# Lab 1

Inspired from Berkeley STAT 157

To be submitted before 11 February 2025 on Canvas. s

1. Write all code in the notebook.
1. Write all text in the notebook. 
1. **Execute** the notebook and **save** the results.
1. To be safe, print the notebook as PDF and add it to the repository, too. Your repository should contain two files: ``your_name.ipynb`` and ``your_name.pdf``. 

## 0. Installing new packages

To install new package, simply type:

`!pip install package_1_name package_2_name`

Ex. `!pip install numpy scipy `

## 1. Speedtest for vectorization

Your goal is to measure the speed of linear algebra operations for different levels of vectorization. Using numpy to compute the following statements and record its compute time. 
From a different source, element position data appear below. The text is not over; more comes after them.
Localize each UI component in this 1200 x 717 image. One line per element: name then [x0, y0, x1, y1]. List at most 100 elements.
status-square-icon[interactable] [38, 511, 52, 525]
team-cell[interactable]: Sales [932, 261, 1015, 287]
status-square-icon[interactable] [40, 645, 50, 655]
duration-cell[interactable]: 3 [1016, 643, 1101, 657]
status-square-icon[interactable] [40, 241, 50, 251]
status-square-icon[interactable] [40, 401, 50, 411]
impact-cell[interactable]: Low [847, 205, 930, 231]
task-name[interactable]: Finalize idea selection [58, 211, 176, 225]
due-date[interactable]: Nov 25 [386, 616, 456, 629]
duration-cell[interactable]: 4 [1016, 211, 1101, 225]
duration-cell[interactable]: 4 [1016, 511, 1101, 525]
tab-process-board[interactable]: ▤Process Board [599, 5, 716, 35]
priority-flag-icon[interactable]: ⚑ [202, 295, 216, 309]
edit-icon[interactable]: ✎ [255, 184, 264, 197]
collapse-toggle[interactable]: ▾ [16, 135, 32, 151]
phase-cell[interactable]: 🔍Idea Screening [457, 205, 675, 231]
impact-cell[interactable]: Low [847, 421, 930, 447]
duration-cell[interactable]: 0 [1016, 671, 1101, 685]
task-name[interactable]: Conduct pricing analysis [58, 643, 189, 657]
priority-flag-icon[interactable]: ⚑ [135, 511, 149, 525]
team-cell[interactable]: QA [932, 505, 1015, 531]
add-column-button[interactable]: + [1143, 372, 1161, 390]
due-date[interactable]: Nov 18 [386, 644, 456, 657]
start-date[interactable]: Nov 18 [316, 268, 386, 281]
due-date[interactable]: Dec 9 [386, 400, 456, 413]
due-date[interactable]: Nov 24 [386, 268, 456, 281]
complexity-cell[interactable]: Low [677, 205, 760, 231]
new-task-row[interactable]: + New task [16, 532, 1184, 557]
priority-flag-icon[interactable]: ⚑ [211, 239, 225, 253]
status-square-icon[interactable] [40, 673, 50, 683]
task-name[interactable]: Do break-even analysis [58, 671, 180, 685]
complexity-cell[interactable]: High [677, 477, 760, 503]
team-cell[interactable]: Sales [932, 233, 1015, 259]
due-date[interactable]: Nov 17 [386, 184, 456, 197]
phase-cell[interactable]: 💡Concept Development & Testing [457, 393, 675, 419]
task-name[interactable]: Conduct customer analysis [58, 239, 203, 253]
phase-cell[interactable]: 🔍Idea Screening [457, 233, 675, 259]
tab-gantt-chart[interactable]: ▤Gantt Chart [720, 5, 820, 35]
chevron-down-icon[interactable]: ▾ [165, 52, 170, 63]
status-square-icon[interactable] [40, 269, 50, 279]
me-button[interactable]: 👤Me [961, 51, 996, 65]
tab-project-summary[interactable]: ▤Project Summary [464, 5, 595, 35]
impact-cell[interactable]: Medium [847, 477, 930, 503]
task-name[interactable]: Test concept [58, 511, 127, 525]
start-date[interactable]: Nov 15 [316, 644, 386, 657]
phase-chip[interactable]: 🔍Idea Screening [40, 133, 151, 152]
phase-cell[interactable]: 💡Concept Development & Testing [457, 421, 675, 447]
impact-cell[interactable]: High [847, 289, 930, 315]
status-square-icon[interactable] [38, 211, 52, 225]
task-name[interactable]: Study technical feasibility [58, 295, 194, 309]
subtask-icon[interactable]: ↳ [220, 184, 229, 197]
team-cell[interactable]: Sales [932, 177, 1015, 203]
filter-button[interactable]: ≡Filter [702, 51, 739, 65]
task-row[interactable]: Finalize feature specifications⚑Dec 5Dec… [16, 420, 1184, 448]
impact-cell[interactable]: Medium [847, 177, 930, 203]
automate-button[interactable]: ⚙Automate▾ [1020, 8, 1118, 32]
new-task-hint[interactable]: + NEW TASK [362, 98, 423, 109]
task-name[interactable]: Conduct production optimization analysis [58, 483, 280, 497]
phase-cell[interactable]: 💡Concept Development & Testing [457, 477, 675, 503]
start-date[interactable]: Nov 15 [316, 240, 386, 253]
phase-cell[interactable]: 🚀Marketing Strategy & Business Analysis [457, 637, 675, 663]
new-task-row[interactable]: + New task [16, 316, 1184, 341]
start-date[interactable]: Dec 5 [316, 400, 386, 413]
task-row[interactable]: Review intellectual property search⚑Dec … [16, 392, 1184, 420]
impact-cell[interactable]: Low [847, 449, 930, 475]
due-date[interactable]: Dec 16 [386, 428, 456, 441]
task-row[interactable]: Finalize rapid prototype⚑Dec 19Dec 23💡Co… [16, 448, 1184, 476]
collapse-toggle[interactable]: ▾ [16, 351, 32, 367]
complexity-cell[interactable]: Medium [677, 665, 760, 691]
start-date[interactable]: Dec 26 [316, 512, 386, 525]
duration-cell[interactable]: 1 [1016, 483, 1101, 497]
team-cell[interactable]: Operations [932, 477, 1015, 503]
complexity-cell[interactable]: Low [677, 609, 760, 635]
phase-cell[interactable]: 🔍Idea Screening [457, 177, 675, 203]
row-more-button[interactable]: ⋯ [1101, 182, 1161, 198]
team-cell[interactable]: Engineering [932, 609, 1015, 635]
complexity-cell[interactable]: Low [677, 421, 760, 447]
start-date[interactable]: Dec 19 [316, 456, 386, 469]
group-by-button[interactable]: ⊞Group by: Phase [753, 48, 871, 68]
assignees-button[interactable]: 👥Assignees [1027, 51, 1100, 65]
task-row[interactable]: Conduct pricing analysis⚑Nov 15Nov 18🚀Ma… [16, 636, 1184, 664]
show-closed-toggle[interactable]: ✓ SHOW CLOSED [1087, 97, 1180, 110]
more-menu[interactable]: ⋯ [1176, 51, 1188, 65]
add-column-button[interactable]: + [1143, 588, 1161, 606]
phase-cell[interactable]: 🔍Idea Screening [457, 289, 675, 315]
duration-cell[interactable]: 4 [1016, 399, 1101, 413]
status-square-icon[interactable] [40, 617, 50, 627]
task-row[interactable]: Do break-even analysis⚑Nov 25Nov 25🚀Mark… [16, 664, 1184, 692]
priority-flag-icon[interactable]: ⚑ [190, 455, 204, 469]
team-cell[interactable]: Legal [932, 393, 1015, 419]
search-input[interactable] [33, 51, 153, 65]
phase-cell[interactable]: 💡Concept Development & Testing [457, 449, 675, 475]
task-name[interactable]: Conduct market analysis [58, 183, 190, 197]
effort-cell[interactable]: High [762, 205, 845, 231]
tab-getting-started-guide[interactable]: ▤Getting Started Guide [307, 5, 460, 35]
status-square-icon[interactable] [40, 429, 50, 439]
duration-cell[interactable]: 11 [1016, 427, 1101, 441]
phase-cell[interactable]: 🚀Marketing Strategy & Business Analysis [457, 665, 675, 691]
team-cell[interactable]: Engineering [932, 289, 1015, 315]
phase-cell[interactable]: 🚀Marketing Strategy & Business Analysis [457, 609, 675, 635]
1. Construct two matrices $A$ and $B$ with Gaussian random entries of size $4096 \times 4096$. 
1. Compute $C = A B$ using matrix-matrix operations and report the time. 
1. Compute $C = A B$, treating $A$ as a matrix but computing the result for each column of $B$ one at a time. Report the time.
1. Compute $C = A B$, treating $A$ and $B$ as collections of vectors. Report the time.


In [7]:
# 1. Construct two matrices $A$ and $B$ with Gaussian random entries of size $4096 \times 4096$. 

import numpy as np
import time
mu, sigma = 0, 0.1 
start_gen= time.time()
A = np.random.normal(mu, sigma, size=(4096, 4096))
B = np.random.normal(mu, sigma, size=(4096, 4096))
end_gen= time.time()
print("generation time: ", end_gen - start_gen)
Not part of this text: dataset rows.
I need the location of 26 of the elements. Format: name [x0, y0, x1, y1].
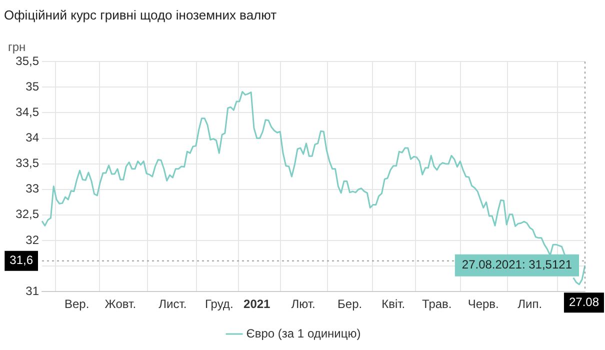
y-tick-label: 35	[26, 79, 40, 94]
x-tick-label: Жовт.	[104, 297, 136, 312]
x-tick-label: Груд.	[204, 297, 234, 312]
y-tick-label: 33	[26, 182, 40, 196]
y-tick-label: 33,5	[16, 156, 40, 170]
y-tick-label: 31	[26, 284, 40, 298]
chart-title: Офіційний курс гривні щодо іноземних валют	[4, 7, 277, 22]
annotation: 27.08.2021: 31,5121	[462, 258, 572, 272]
x-tick-label: Лист.	[158, 297, 187, 312]
y-tick-label: 35,5	[16, 54, 40, 68]
y-tick-label: 34	[26, 130, 40, 145]
y-tick-label: 34,5	[16, 105, 40, 120]
x-tick-label: 2021	[244, 297, 271, 312]
x-tick-label: Трав.	[422, 297, 452, 312]
x-tick-label: Квіт.	[382, 297, 406, 312]
y-axis-title: грн	[8, 40, 26, 54]
legend-label: Євро (за 1 одиницю)	[246, 326, 361, 340]
x-tick-label: Лют.	[291, 297, 316, 312]
ref-line-label: 31,6	[10, 253, 34, 268]
y-tick-label: 32,5	[16, 207, 40, 222]
x-tick-label: Бер.	[338, 297, 362, 312]
x-tick-label: Черв.	[468, 297, 499, 312]
x-tick-label: 27.08	[568, 294, 600, 309]
x-tick-label: Лип.	[518, 297, 542, 312]
x-tick-label: Вер.	[64, 297, 90, 312]
y-tick-label: 32	[26, 232, 40, 247]
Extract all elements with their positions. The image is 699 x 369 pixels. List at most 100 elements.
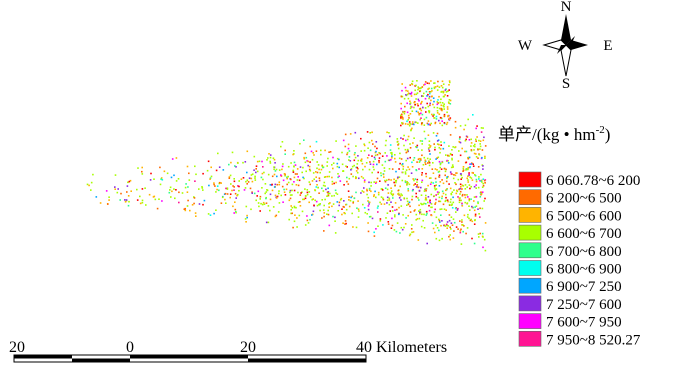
map-pixel [437, 227, 439, 229]
map-pixel [481, 131, 483, 133]
map-pixel [304, 188, 306, 190]
map-pixel [175, 189, 177, 191]
map-pixel [150, 179, 152, 181]
map-pixel [460, 186, 462, 188]
map-pixel [437, 112, 439, 114]
map-pixel [324, 185, 326, 187]
map-pixel [435, 199, 437, 201]
map-pixel [299, 180, 301, 182]
map-pixel [412, 121, 414, 123]
map-pixel [128, 201, 130, 203]
map-pixel [460, 173, 462, 175]
legend-title: 单产/(kg • hm-2) [498, 124, 610, 144]
map-pixel [323, 230, 325, 232]
map-pixel [380, 175, 382, 177]
map-pixel [312, 152, 314, 154]
map-pixel [421, 149, 423, 151]
map-pixel [445, 154, 447, 156]
map-pixel [428, 106, 430, 108]
map-pixel [462, 205, 464, 207]
map-pixel [291, 190, 293, 192]
map-pixel [411, 92, 413, 94]
map-pixel [373, 181, 375, 183]
map-pixel [451, 222, 453, 224]
map-pixel [302, 199, 304, 201]
map-pixel [449, 239, 451, 241]
map-pixel [424, 84, 426, 86]
map-pixel [475, 184, 477, 186]
map-pixel [274, 159, 276, 161]
map-pixel [408, 98, 410, 100]
map-pixel [438, 201, 440, 203]
map-pixel [399, 163, 401, 165]
map-pixel [420, 117, 422, 119]
map-pixel [457, 208, 459, 210]
map-pixel [415, 98, 417, 100]
map-pixel [434, 149, 436, 151]
map-pixel [450, 171, 452, 173]
map-pixel [431, 114, 433, 116]
map-pixel [485, 145, 487, 147]
map-pixel [473, 200, 475, 202]
map-pixel [410, 123, 412, 125]
map-pixel [261, 187, 263, 189]
legend-title-text: ) [605, 125, 611, 144]
map-pixel [410, 234, 412, 236]
map-pixel [452, 197, 454, 199]
map-pixel [453, 189, 455, 191]
map-pixel [245, 181, 247, 183]
map-pixel [421, 143, 423, 145]
map-pixel [279, 202, 281, 204]
map-pixel [449, 234, 451, 236]
map-pixel [475, 140, 477, 142]
map-pixel [451, 167, 453, 169]
map-pixel [377, 172, 379, 174]
map-pixel [468, 167, 470, 169]
map-pixel [353, 165, 355, 167]
map-pixel [391, 152, 393, 154]
map-pixel [406, 103, 408, 105]
map-pixel [443, 108, 445, 110]
map-pixel [245, 221, 247, 223]
map-pixel [443, 148, 445, 150]
map-pixel [364, 145, 366, 147]
map-pixel [292, 184, 294, 186]
map-pixel [314, 200, 316, 202]
map-pixel [355, 157, 357, 159]
map-pixel [397, 177, 399, 179]
map-pixel [454, 222, 456, 224]
map-pixel [362, 163, 364, 165]
map-pixel [403, 227, 405, 229]
map-pixel [126, 191, 128, 193]
map-pixel [246, 215, 248, 217]
map-pixel [439, 108, 441, 110]
map-pixel [386, 202, 388, 204]
map-pixel [387, 189, 389, 191]
map-pixel [247, 180, 249, 182]
map-pixel [436, 169, 438, 171]
map-pixel [476, 136, 478, 138]
map-pixel [419, 160, 421, 162]
map-pixel [90, 189, 92, 191]
map-pixel [455, 127, 457, 129]
map-pixel [343, 184, 345, 186]
map-pixel [319, 210, 321, 212]
map-pixel [338, 205, 340, 207]
map-pixel [427, 162, 429, 164]
map-pixel [429, 140, 431, 142]
map-pixel [443, 103, 445, 105]
map-pixel [392, 225, 394, 227]
map-pixel [443, 105, 445, 107]
map-pixel [357, 155, 359, 157]
map-pixel [357, 172, 359, 174]
map-pixel [293, 165, 295, 167]
map-pixel [277, 184, 279, 186]
map-pixel [452, 191, 454, 193]
map-pixel [447, 116, 449, 118]
map-pixel [432, 222, 434, 224]
map-pixel [461, 221, 463, 223]
map-pixel [219, 166, 221, 168]
map-pixel [452, 164, 454, 166]
map-pixel [450, 188, 452, 190]
map-pixel [405, 171, 407, 173]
generation time:  0.7756555080413818
multiplication time: 0.9666411876678467


In [8]:
# 1. Compute $C = A B$ using matrix-matrix operations and report the time. 
start = time.time()
C = np.dot(A, B)
end = time.time()
print('multiplication time:', end - start)
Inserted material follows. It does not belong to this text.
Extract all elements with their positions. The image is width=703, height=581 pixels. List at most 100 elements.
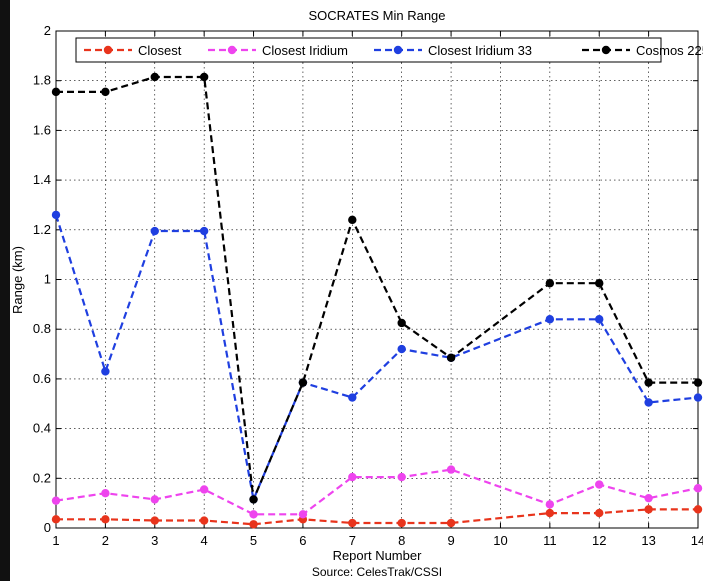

multiplication time: 0.8772711753845215


In [10]:
# 1. Compute $C = A B$, treating $A$ as a matrix but computing the result for each column of $B$ one at a time. Report the time.
C = np.empty((4096, 4096))
start_3 = time.time()
for i in range(4096):
    C[:, i] = np.dot(A, B[:, i])
end_3 = time.time()

print(f"Operation3 took: ", end_3-start_3)

Operation3 took:  -26.428006649017334


In [ ]:
# 1. Compute $C = A B$, treating $A$ and $B$ as collections of vectors. Report the time.
C = np.empty((4096, 4096))
start_4 = time.time()
for i in range(4096):
    for j in range(4096):
        C[i,j] = np.dot(A[i, :], B[:, j])
end_4 = time.time()
print("Operation4 took: ",  end_4 - start_4, " seconds")

## 2. Pytorch on CPUs/GPUs

1. Install GPU drivers (if needed)
1. Install Pytorch on a GPU/CPU instance (https://pytorch.org/)
1. Display `!nvidia-smi` (if running on GPU instance)
1. Create a $2 \times 2$ matrix on the GPU (if applicable) and print it. See https://pytorch.org/tutorials/beginner/basics/tensorqs_tutorial.html for details.

## 3. Speedtest for vectorization

1. Repeat #1 again using Pytorch

## 4. Pytorch and NumPy (for Challengers)

Your goal is to measure the speed penalty between Pytorch and Python when converting data between both. We are going to do this as follows:

1. Create two Gaussian random matrices $A, B$ of size $4096 \times 4096$ in NDArray. 
1. Compute a vector $\mathbf{c} \in \mathbb{R}^{4096}$ where $c_i = \|A B_{i\cdot}\|^2$ where $\mathbf{c}$ is a **NumPy** vector.

To see the difference in speed due to Python perform the following two experiments and measure the time:

1. Compute $\|A B_{i\cdot}\|^2$ one at a time and assign its outcome to $\mathbf{c}_i$ directly.
1. Use an intermediate storage vector $\mathbf{d}$ in Pytorch Tensor for assignments and copy to NumPy at the end.

## 5. Memory efficient computation (for Terminators)

We want to compute $C \leftarrow A \cdot B + C$, where $A, B$ and $C$ are all matrices. Implement this in the most memory efficient manner. Pay attention to the following two things:

1. Do not allocate new memory for the new value of $C$.
1. Do not allocate new memory for intermediate results if possible.